Em abril do ano passado, depois que o ministro Cristiano Zanin, do STF, manteve o afastamento do Sideni Pimentel, o advogado Pierpaolo chegou a divulgar uma nota dizendo que "a defesa apresentou um extenso parecer técnico contábil no qual aponta a origem de todas as receitas do desembargador, todas explicadas e lícitas. O desembargador prestou depoimento na Polícia Federal e esclareceu todos os fatos, não havendo motivo para continuidade de seu afastamento", afirmou à época.

Pelo fato de não conseguir voltar ao cargo, Sideni Pimentel acabou pedindo aposentadoria em outubro do ano passado. Ele estava com 73 anos e poderia permanecer durante mais dois anos na magistratura, já que a aposentadoria compulsória por idade ocorre somente aos 75 anos. 

Mas, apesar da aposentadoria, no mês seguinte o Conselho Nacional de Justiça (CNJ) instaurou, por unanimidade, Processo Administrativo Disciplinar (PAD) contra o ex-magistrado. E, caso seja condenado, sua aposentadoria deixa de ter o status de voluntária e pass a ser compulsória. 

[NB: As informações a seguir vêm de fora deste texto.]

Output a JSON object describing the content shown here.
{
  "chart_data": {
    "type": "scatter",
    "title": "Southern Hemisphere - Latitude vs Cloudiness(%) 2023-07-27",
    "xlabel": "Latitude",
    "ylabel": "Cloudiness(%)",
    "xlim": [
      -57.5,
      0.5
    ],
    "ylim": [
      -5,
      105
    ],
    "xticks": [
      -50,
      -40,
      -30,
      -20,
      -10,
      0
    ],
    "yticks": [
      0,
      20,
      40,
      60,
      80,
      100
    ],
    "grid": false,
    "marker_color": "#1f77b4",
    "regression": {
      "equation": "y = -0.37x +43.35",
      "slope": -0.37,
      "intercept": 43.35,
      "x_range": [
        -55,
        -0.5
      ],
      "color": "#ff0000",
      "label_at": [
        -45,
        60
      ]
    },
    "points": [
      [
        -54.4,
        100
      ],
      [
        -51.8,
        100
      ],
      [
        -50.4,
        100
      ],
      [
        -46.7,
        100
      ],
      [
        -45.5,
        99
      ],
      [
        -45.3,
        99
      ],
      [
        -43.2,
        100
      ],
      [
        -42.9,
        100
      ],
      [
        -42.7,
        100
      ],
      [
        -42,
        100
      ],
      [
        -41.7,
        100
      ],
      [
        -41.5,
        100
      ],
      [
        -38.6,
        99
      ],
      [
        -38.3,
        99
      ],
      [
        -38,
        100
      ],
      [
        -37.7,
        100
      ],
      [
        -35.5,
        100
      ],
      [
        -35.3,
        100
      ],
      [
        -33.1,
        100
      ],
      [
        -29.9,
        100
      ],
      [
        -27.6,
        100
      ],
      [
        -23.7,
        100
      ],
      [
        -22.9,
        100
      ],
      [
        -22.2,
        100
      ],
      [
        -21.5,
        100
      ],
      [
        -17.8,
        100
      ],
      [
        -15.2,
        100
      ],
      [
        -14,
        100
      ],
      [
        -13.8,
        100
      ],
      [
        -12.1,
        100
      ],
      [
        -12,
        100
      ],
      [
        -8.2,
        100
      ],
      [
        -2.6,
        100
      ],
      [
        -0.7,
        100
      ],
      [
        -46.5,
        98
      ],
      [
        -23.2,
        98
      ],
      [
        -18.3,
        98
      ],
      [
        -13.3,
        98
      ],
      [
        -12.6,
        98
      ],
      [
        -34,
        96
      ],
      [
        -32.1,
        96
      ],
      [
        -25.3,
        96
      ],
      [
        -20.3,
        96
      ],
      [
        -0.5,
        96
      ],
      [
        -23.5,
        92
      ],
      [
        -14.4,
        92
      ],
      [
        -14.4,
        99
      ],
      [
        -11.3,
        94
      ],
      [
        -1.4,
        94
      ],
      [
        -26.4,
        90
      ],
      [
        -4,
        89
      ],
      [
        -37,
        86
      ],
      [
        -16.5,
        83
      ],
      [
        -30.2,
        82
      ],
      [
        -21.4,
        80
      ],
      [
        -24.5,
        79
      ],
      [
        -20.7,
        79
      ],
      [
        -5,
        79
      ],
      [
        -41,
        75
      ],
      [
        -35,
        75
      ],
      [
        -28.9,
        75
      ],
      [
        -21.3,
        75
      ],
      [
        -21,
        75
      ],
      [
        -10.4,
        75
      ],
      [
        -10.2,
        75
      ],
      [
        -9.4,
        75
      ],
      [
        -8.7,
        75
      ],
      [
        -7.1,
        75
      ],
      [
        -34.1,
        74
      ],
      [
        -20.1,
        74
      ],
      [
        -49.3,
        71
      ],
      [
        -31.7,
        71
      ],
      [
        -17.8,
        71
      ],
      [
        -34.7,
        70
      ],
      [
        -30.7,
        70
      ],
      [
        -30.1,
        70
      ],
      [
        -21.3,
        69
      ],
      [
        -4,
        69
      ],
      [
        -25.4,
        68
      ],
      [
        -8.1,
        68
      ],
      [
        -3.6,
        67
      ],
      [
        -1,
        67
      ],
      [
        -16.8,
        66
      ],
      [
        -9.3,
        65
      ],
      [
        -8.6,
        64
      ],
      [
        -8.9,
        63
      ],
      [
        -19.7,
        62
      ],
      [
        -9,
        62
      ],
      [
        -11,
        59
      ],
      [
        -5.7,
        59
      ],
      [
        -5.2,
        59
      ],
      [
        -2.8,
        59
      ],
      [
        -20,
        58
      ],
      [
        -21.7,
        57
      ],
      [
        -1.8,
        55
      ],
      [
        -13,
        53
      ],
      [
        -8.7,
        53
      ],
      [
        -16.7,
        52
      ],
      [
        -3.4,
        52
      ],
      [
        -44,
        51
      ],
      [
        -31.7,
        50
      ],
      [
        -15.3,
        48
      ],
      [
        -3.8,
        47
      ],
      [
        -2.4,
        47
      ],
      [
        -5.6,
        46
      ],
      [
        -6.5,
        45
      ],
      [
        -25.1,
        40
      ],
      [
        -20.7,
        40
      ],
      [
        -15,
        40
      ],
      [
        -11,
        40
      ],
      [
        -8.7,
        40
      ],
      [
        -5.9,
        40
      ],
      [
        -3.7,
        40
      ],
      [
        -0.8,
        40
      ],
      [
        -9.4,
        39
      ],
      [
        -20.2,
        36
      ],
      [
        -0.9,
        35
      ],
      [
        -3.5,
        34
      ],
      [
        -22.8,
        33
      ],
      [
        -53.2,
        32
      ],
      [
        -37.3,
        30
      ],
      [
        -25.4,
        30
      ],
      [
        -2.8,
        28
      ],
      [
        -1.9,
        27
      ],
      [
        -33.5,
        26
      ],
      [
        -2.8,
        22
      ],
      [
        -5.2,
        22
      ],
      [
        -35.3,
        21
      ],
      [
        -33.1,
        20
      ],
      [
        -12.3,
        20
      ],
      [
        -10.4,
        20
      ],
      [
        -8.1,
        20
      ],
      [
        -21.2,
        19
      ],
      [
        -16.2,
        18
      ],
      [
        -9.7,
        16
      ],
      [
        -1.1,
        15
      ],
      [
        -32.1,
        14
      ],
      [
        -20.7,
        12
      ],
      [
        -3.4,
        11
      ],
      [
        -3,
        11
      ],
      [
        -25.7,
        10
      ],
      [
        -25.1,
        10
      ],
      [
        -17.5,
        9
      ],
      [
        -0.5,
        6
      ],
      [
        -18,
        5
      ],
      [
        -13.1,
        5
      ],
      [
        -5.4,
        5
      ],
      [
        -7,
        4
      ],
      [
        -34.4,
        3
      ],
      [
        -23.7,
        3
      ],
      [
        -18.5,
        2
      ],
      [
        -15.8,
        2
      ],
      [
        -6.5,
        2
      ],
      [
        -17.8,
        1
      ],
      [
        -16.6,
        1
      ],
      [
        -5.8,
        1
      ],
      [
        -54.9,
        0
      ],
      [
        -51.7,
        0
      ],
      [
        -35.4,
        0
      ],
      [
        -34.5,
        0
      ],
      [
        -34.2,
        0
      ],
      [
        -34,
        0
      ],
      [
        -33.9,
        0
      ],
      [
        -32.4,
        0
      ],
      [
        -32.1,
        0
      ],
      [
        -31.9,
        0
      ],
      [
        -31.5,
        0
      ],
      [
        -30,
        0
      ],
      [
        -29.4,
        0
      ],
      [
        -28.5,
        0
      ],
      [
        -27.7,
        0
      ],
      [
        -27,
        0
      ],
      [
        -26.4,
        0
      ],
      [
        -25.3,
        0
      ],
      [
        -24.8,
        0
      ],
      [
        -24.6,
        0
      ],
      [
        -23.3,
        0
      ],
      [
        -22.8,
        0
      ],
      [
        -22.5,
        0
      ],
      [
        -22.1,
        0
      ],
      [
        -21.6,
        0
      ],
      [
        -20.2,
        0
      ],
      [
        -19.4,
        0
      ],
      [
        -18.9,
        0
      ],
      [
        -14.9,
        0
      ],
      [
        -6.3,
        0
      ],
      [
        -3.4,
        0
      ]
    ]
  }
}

A operação Ultima Ratio também teve como alvo outros quatro desembargadores da ativa, dois aposentados, um conselheiro do Tribunal de Contas e um juiz de primeira instância. Um dos desembargadores voltou ao cargo e outros três seguem afastados. Contra estes três também foi instaurado Processo Administrativo no CNJ. 

Embora não exista um preço fixo para contratação de um escritório renomado semelhante ao do criminalista Pierpaolo Bottini, um jurista com experiência na atuação em tribunais superiores consultado pelo Correio do Estado acredita que uma contratação deste porte não tenha custado menos de R$ 1 milhão à família Pimentel. "Mas, possívelmente o valor final será bem superior a isso", opinou o advogado que preferiu manter o anonimato.